Durante il tragitto, Shoum'e fu incuriosito anche dai doni consegnati dalle guardie e Shoudhe glieli cedette.
"Come mai ci hanno consegnato queste cose?"
"È un'offerta. In base a ciò che presentiamo, verremo ascoltati."
Shoum'e aprì il tappo della prima bisaccia e continuò a domandare, la sua curiosità aveva una punta di sospetto.
"Perché non ti sei fidato di loro?" L'odore fruttato e dolce del vino all'interno lo accarezzò.
"Non è che non mi sia fidato di loro" improvvisò una risposta Shoudhe. "È che, a volte, troppe spiegazioni complicano cose semplici."
"Ho capito." E con una smorfia tirò via il naso dalla seconda bisaccia: aceto.

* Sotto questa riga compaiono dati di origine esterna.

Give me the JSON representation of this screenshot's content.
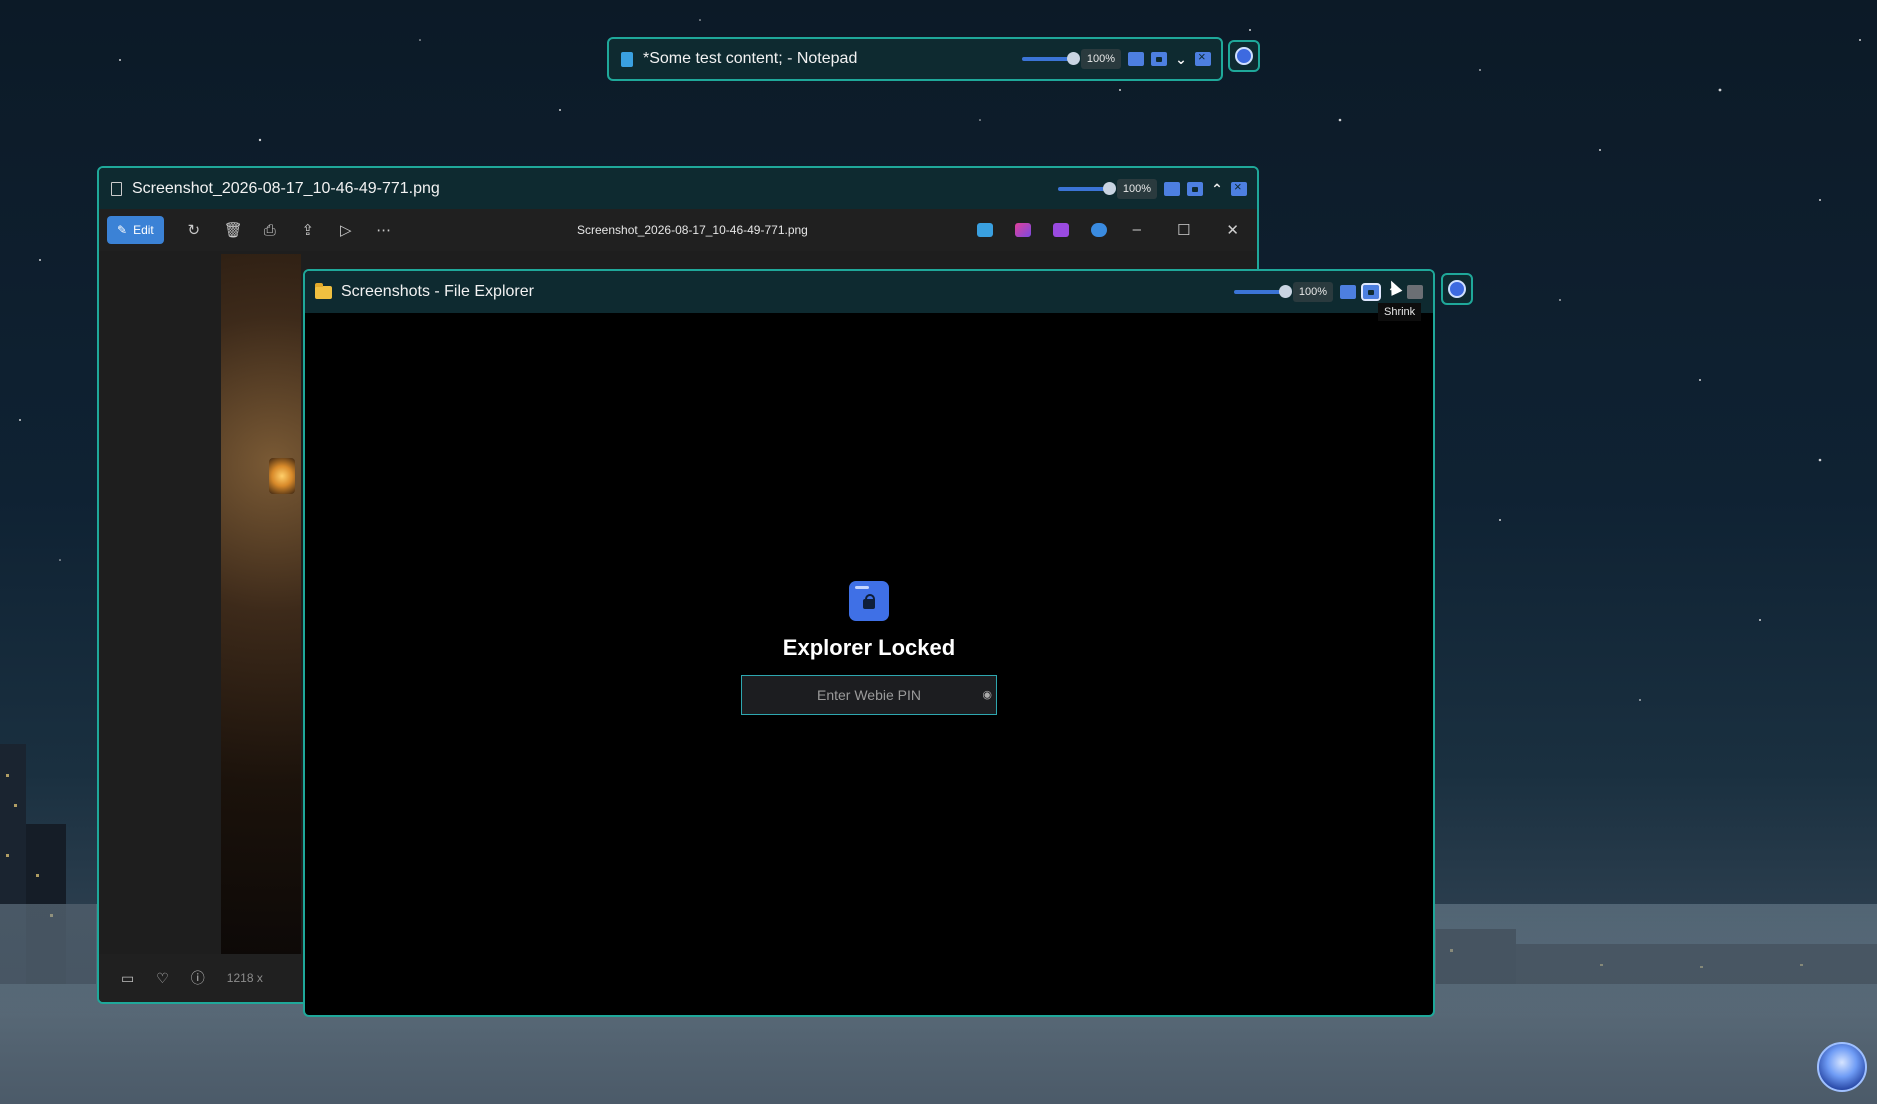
{
  "notepad_bar": {
    "title": "*Some test content; - Notepad",
    "zoom": "100%",
    "zoom_fraction": 1.0
  },
  "photos_window": {
    "title": "Screenshot_2026-08-17_10-46-49-771.png",
    "zoom": "100%",
    "toolbar": {
      "edit_label": "Edit",
      "file_name": "Screenshot_2026-08-17_10-46-49-771.png"
    },
    "bottom": {
      "dimensions_partial": "1218 x"
    }
  },
  "explorer_window": {
    "title": "Screenshots - File Explorer",
    "zoom": "100%",
    "lock": {
      "title": "Explorer Locked",
      "pin_placeholder": "Enter Webie PIN"
    }
  },
  "tooltip": {
    "text": "Shrink"
  },
  "icons": {
    "notepad": "notepad-icon",
    "folder": "folder-icon",
    "lock": "lock-icon",
    "assistant": "assistant-avatar-icon"
  },
  "colors": {
    "accent_border": "#1fa89a",
    "bar_background": "#0e2a30",
    "button_blue": "#4d7fe0",
    "edit_button": "#3b82d6"
  }
}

La pedana si fermò dolcemente e aprì la sua ringhiera per permettere l'uscita. I due si trovarono davanti a un lungo viale segnalato da un sentiero di ciottoli bianchi e levigati incagliati nel terreno, ai lati il bellissimo giardino di jacaranda al chiaro di luna. Camminarono a passo svelto tra alcuni archi disegnati dall'intreccio involontario e naturale dei rami e proseguirono verso un grande portone in legno.
I suoi cardini e le decorazioni erano in ferro battuto e testimoniavano le epoche passate dalle quali provenivano. Un robusto battiporta fu spinto dal rinoceronte e una giovane resh be'th ermellino, timida e silenziosa, aprì la porta.
Con un'espressione neutra, si spostò di lato per permettere l'ingresso ai due visitatori e con un gesto della mano indicò loro la direzione da prendere. Finalmente erano all'interno del Palazzo dell'Eternità.